Fra Street art ed espressionismo, l’arte di Basquiat vede il frequente utilizzo della parola. Come una pennellata, lo scritto si rivela essenzialmente un elemento grafico-concettuale, testimonianza del suo essere poliedrico. Un fusione fra primitivismo e contemporaneità, fra interpretazione del presente e comprensione del passato: è proprio su questa direttrice che si snoda l’espressività tribale dell’artista. All’interno della sua produzione si rintraccia anche una forte matrice religiosa spesso legata al sincretismo e alla ritualità (come nell’opera Procession del 1986). Dall’osservazione delle opere si può ben immaginare l’attivismo e lo spirito critico di Basquiat, ma risulta difficile scandagliare oltre la superficie.
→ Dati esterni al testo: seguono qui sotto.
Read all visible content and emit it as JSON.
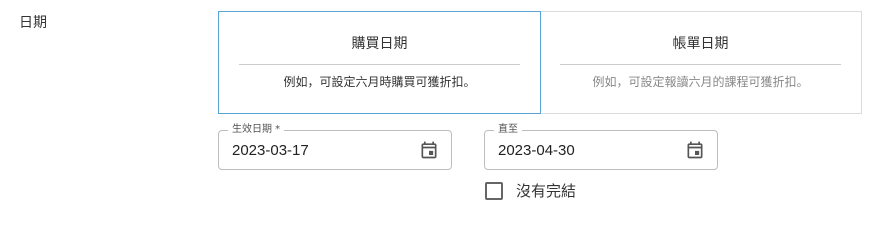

Il percorso ben costruito nella magica cornice del Chiostro cerca di coinvolgere lo spettatore e ben lo guida alla scoperta dell’artista. L’unico rischio è che l’arte di Basquiat, così criptica, sfumi la possibilità di conquistare un significato e si riveli un mero assembramento di materiali e colori (basti pensare alle opere simmetriche e incomprensibili Fake 1983 e New 1983). Il tutto si tiene quindi in un equilibrio precario di curiosità ed enigma, con il pregio di scorgere la peculiarità soprattutto biografica dello stesso artista. In effetti, nel vedere le sue opere si ha come l’impressione di respirare l’aria frenetica della periferia newyorchese degli anni ottanta. Differentemente da Picasso – che opera una scomposizione geometrica della realtà – Basquiat cerca piuttosto di comporre le proprie visioni con un insieme di elementi non necessariamente geometrici.
Oltre l’importante sodalizio con Keith Haring, molto interessante è anche il suo rapporto con Andy Warhol. La mostra dedica un’intera sala alla collaborazione con il re della pop art, un particolare incontro che vede il genio Basquiat agli inizi della breve carriera e Wahrol alla fine di una vita artistica piena di soddisfazioni. Esemplare l’opera Thin Lips in cui è raffigurato l’ex presidente statunitense Ronald Reagan, di cui Basquiat criticava la politica fiscale per ricchi. Il tocco di entrambi gli artisti è evidente: le scritte care a Jean-Michel e i colori intensi di Wahrol. Il titolo non è casuale: “labbra sottili”, un’espressione tipica americana con cui si indica una persona che rende false promesse. Simili allusioni fra la critica e l’ammirazione si ritrovano anche nelle ceramiche in mostra, in cui Basquiat ci consegna la sua personale visione di vari maestri della storia, da Salvador Dalì a Man Ray, passando appunto anche per gli amici Warhol e Haring.
L’esposizione ci catapulta in un vortice di emozioni, denunce, esperienze con le note calde dei colori e l’eccentricità materica degli elementi. Incisivo, eclettico, sregolato Basquiat resta però soprattutto misterioso, svelandoci inconsapevolmente lati della sua personalità e distinguendosi dalla massa. Come scrive il curatore Mercurio «per diventare un re bisogna prima di tutto crederci».